Leveraged ETFs and Forex? Most traders are smart enough to know that leverage isn’t just free money, and it certainly doesn’t guarantee results. Simply put, leverage is nothing more than borrowed money. It can make a great idea seem brilliant and a bad idea into a career ender. But using leverage to your advantage means understanding it and how it affects your emotions. Here are two critical ways that leverage can work for you – or against you.
While Forex brokers will often allow you to trade with up to 1:100 leverage, it’s doubtful – and borderline suicidal – for your portfolio. The reason being that losses have a way of outpacing gains very quickly. Repeatedly reaching for maximum leverage is liable to erase any gains you happen to make while trading forex.
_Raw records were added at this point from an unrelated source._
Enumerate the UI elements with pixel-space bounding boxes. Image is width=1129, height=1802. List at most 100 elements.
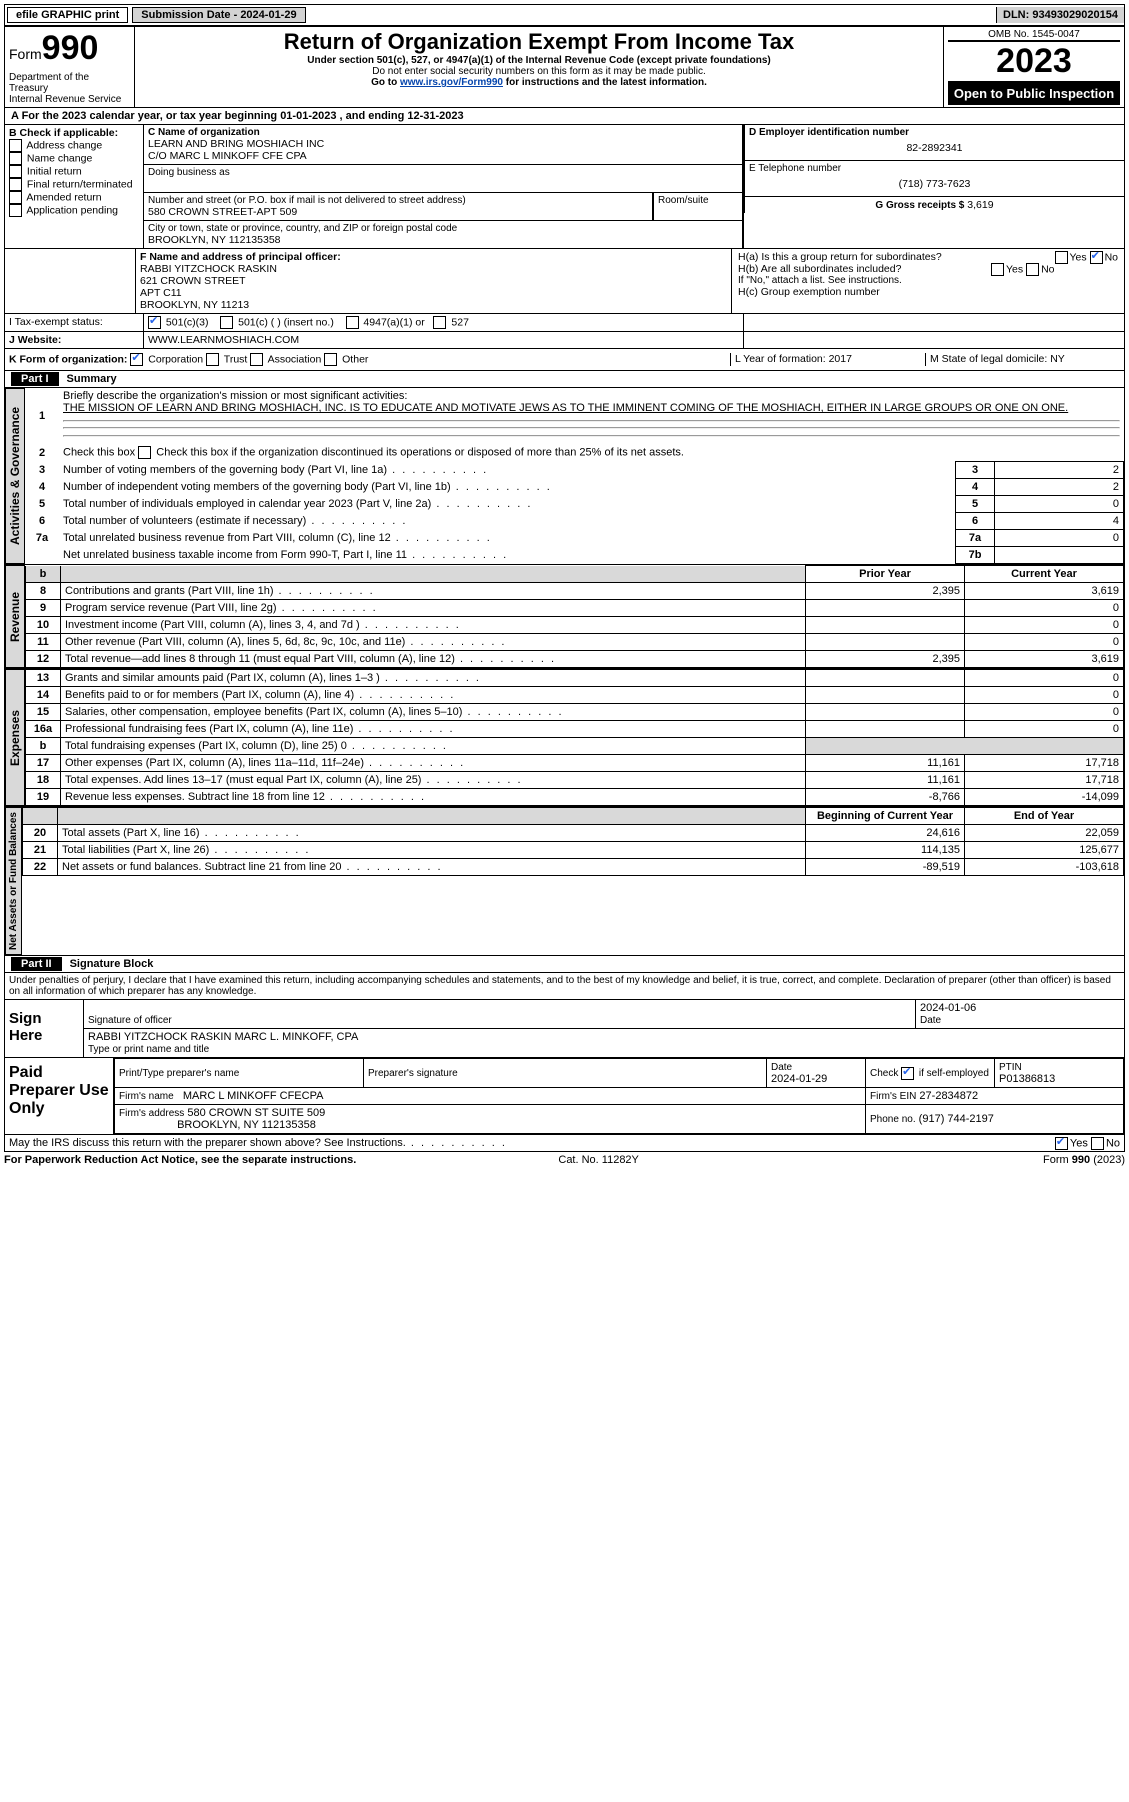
preparer-date: 2024-01-29 (771, 1073, 827, 1085)
discuss-row: May the IRS discuss this return with the… (4, 1135, 1125, 1152)
form990-link[interactable]: www.irs.gov/Form990 (400, 77, 503, 88)
expenses-label: Expenses (5, 669, 25, 806)
g-gross-label: G Gross receipts $ (875, 200, 964, 211)
c-name-label: C Name of organization (148, 127, 738, 138)
form-header: Form990 Department of the Treasury Inter… (4, 26, 1125, 108)
table-row: 20Total assets (Part X, line 16)24,61622… (23, 825, 1124, 842)
mission-text: THE MISSION OF LEARN AND BRING MOSHIACH,… (63, 402, 1068, 414)
header-block: B Check if applicable: Address change Na… (4, 125, 1125, 249)
dln: DLN: 93493029020154 (996, 7, 1124, 23)
typed-name: RABBI YITZCHOCK RASKIN MARC L. MINKOFF, … (88, 1031, 358, 1043)
table-row: bTotal fundraising expenses (Part IX, co… (26, 738, 1124, 755)
table-row: 18Total expenses. Add lines 13–17 (must … (26, 772, 1124, 789)
efile-print-button[interactable]: efile GRAPHIC print (7, 7, 128, 23)
gross-receipts-value: 3,619 (967, 199, 993, 211)
table-row: 8Contributions and grants (Part VIII, li… (26, 583, 1124, 600)
firm-addr2: BROOKLYN, NY 112135358 (177, 1119, 316, 1131)
typed-label: Type or print name and title (88, 1044, 209, 1055)
b-check-item[interactable]: Application pending (9, 204, 139, 217)
city-state-zip: BROOKLYN, NY 112135358 (148, 234, 738, 246)
table-row: 7aTotal unrelated business revenue from … (25, 530, 1124, 547)
omb-number: OMB No. 1545-0047 (948, 29, 1120, 41)
line-a: A For the 2023 calendar year, or tax yea… (4, 108, 1125, 125)
preparer-name-label: Print/Type preparer's name (119, 1068, 239, 1079)
officer-addr1: 621 CROWN STREET (140, 275, 727, 287)
self-employed-check: Check if self-employed (866, 1059, 995, 1088)
firm-addr1: 580 CROWN ST SUITE 509 (187, 1107, 325, 1119)
prior-year-header: Prior Year (806, 566, 965, 583)
line2: Check this box Check this box if the org… (59, 444, 1124, 462)
officer-city: BROOKLYN, NY 11213 (140, 299, 727, 311)
j-label: J Website: (5, 332, 144, 348)
street-address: 580 CROWN STREET-APT 509 (148, 206, 648, 218)
cat-no: Cat. No. 11282Y (558, 1154, 639, 1166)
b-check-item[interactable]: Amended return (9, 191, 139, 204)
form-subtitle-1: Under section 501(c), 527, or 4947(a)(1)… (139, 55, 939, 66)
table-row: 13Grants and similar amounts paid (Part … (26, 670, 1124, 687)
table-row: 16aProfessional fundraising fees (Part I… (26, 721, 1124, 738)
table-row: 4Number of independent voting members of… (25, 479, 1124, 496)
top-bar: efile GRAPHIC print Submission Date - 20… (4, 4, 1125, 26)
sig-date: 2024-01-06 (920, 1002, 976, 1014)
table-row: 17Other expenses (Part IX, column (A), l… (26, 755, 1124, 772)
h-b: H(b) Are all subordinates included? Yes … (738, 263, 1118, 275)
table-row: 22Net assets or fund balances. Subtract … (23, 859, 1124, 876)
klm-row: K Form of organization: Corporation Trus… (4, 349, 1125, 371)
form-footer: Form 990 (2023) (1043, 1154, 1125, 1166)
part2-header: Part IISignature Block (4, 956, 1125, 973)
addr-label: Number and street (or P.O. box if mail i… (148, 195, 648, 206)
tax-exempt-row: I Tax-exempt status: 501(c)(3) 501(c) ( … (4, 314, 1125, 332)
eoy-header: End of Year (965, 808, 1124, 825)
form-number: Form990 (9, 29, 130, 68)
table-row: Net unrelated business taxable income fr… (25, 547, 1124, 564)
e-phone-label: E Telephone number (749, 163, 1120, 174)
d-ein-label: D Employer identification number (749, 127, 1120, 138)
website-value: WWW.LEARNMOSHIACH.COM (144, 332, 744, 348)
org-name-1: LEARN AND BRING MOSHIACH INC (148, 138, 738, 150)
firm-name: MARC L MINKOFF CFECPA (183, 1090, 324, 1102)
table-row: 11Other revenue (Part VIII, column (A), … (26, 634, 1124, 651)
f-label: F Name and address of principal officer: (140, 251, 727, 263)
b-check-item[interactable]: Address change (9, 139, 139, 152)
boc-header: Beginning of Current Year (806, 808, 965, 825)
table-row: 14Benefits paid to or for members (Part … (26, 687, 1124, 704)
k-label: K Form of organization: (9, 353, 127, 365)
phone-value: (718) 773-7623 (749, 174, 1120, 194)
ptin-value: P01386813 (999, 1073, 1055, 1085)
submission-date: Submission Date - 2024-01-29 (132, 7, 305, 23)
form-title: Return of Organization Exempt From Incom… (139, 29, 939, 55)
sign-here-label: Sign Here (5, 1000, 84, 1057)
501c3-checkbox[interactable] (148, 316, 161, 329)
city-label: City or town, state or province, country… (148, 223, 738, 234)
sig-officer-label: Signature of officer (88, 1015, 172, 1026)
line1-label: Briefly describe the organization's miss… (63, 390, 407, 402)
h-b-note: If "No," attach a list. See instructions… (738, 275, 1118, 286)
table-row: 10Investment income (Part VIII, column (… (26, 617, 1124, 634)
revenue-label: Revenue (5, 565, 25, 668)
room-label: Room/suite (658, 195, 738, 206)
h-a: H(a) Is this a group return for subordin… (738, 251, 1118, 263)
officer-name: RABBI YITZCHOCK RASKIN (140, 263, 727, 275)
paid-preparer-label: Paid Preparer Use Only (5, 1058, 114, 1134)
sig-date-label: Date (920, 1015, 941, 1026)
officer-addr2: APT C11 (140, 287, 727, 299)
ein-value: 82-2892341 (749, 138, 1120, 158)
b-check-item[interactable]: Initial return (9, 165, 139, 178)
table-row: 19Revenue less expenses. Subtract line 1… (26, 789, 1124, 806)
org-name-2: C/O MARC L MINKOFF CFE CPA (148, 150, 738, 162)
dba-label: Doing business as (148, 167, 738, 178)
table-row: 5Total number of individuals employed in… (25, 496, 1124, 513)
irs-label: Internal Revenue Service (9, 94, 130, 105)
form-subtitle-3: Go to www.irs.gov/Form990 for instructio… (139, 77, 939, 88)
b-check-item[interactable]: Name change (9, 152, 139, 165)
net-assets-label: Net Assets or Fund Balances (5, 807, 22, 955)
b-check-item[interactable]: Final return/terminated (9, 178, 139, 191)
perjury-statement: Under penalties of perjury, I declare th… (4, 973, 1125, 1000)
m-domicile: M State of legal domicile: NY (925, 353, 1120, 366)
preparer-sig-label: Preparer's signature (368, 1068, 458, 1079)
b-header: B Check if applicable: (9, 127, 139, 139)
i-label: I Tax-exempt status: (5, 314, 144, 331)
table-row: 15Salaries, other compensation, employee… (26, 704, 1124, 721)
f-h-block: F Name and address of principal officer:… (4, 249, 1125, 314)
table-row: 9Program service revenue (Part VIII, lin… (26, 600, 1124, 617)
Common sense makes it seem like a 10% gain is “equal to” or “cancels out” a 10% loss. But it actually takes a larger percentage of profit to get back in the black after a loss. Leverage makes it 10x harder, or even more, as you’ll see below.
When you use large leverage and lose on a trade, your available funds to put up for collateral decrease and your risk of stopping out increases. Your broker will typically recover their collateral by closing positions, which will only make it harder for you to return to profitability. You won’t have as many assets to work it, so you’ll be hoping for even larger gains.
This story happens all the time. It’s closely related to Gambler’s Amnesia – which we’ve blogged about before – and has a way of sneaking up when we least expect it.
For a simple illustration: say you have $100 in your account and have chosen to trade at an absolute white-knuckle leverage ratio of 1:100. For every $1 of your account balance you trade, you’re also trading $99 of borrowed money, so you’re able to make trades as if you control $10,000.
Say you invest just a small 10% of your total available capital – $1,000 – in a currency pair. If that currency pair experiences a rare, but not impossible, 10% dip, then you would be down $100, i.e. your entire account balance. Poof. It’s gone. You have no collateral left to even get more leverage to try again. That’s how easily things can go wrong with leverage. You run the risk of losing all your capital – or even more – without even trading all your capital.
Trading leveraged ETFs is common for traders who want someone else to do some of the work of stock picking for them.
Leveraged ETFs often mirror an index fund or other portfolio of stocks. A leveraged ETF will often claim to maintain a 2X or 3X exposure to a given fund or asset class, with the unspoken goal of the fund to have the underlying assets appreciate enough that they pay off the cost of the capital. So, pretty much the same business model as everything else under the sun these days.
A disadvantage of leveraged ETFs is that the portfolio is continually rebalanced, which comes with added costs. Experienced investors who are comfortable managing their portfolios are better served by controlling their index exposure and leverage ratio directly, rather than through leveraged ETFs.
Just like the example above, leveraged ETFs can also lead to losses that outpace gains. For example: $SPY is one of the most popular ETFs on the market, with daily volume routinely in the tens of millions. $SPUU is a 2X leveraged ETF that tracks the same underlying portfolio of stocks as $SPY, but aims to (in the fund listing’s own words) “seek a return that is 200% the return of its benchmark index for a single day. The fund should not be expected to provide two times the return of the benchmark’s cumulative return for periods greater than a day.”
Let’s say $SPY is sitting at $100. If $SPY dips 1% then gains 1% on consecutive days, it will end up at:
$100 x (.99) x (1.01) = $99.99
Meanwhile, the 2X leveraged $SPUU will end up at:
$100 x (.98) x (1.02) = $99.96
Sure, it’s only .03% less after two days, but soon enough, those differences add up to big, predictable losses that any medium-to-long-term trader should have the wherewithal to avoid. Hence the caveat pulled straight from the fund’s own website. “The fund should not be expected to provide two times the return of the benchmark’s cumulative return for periods greater than a day.”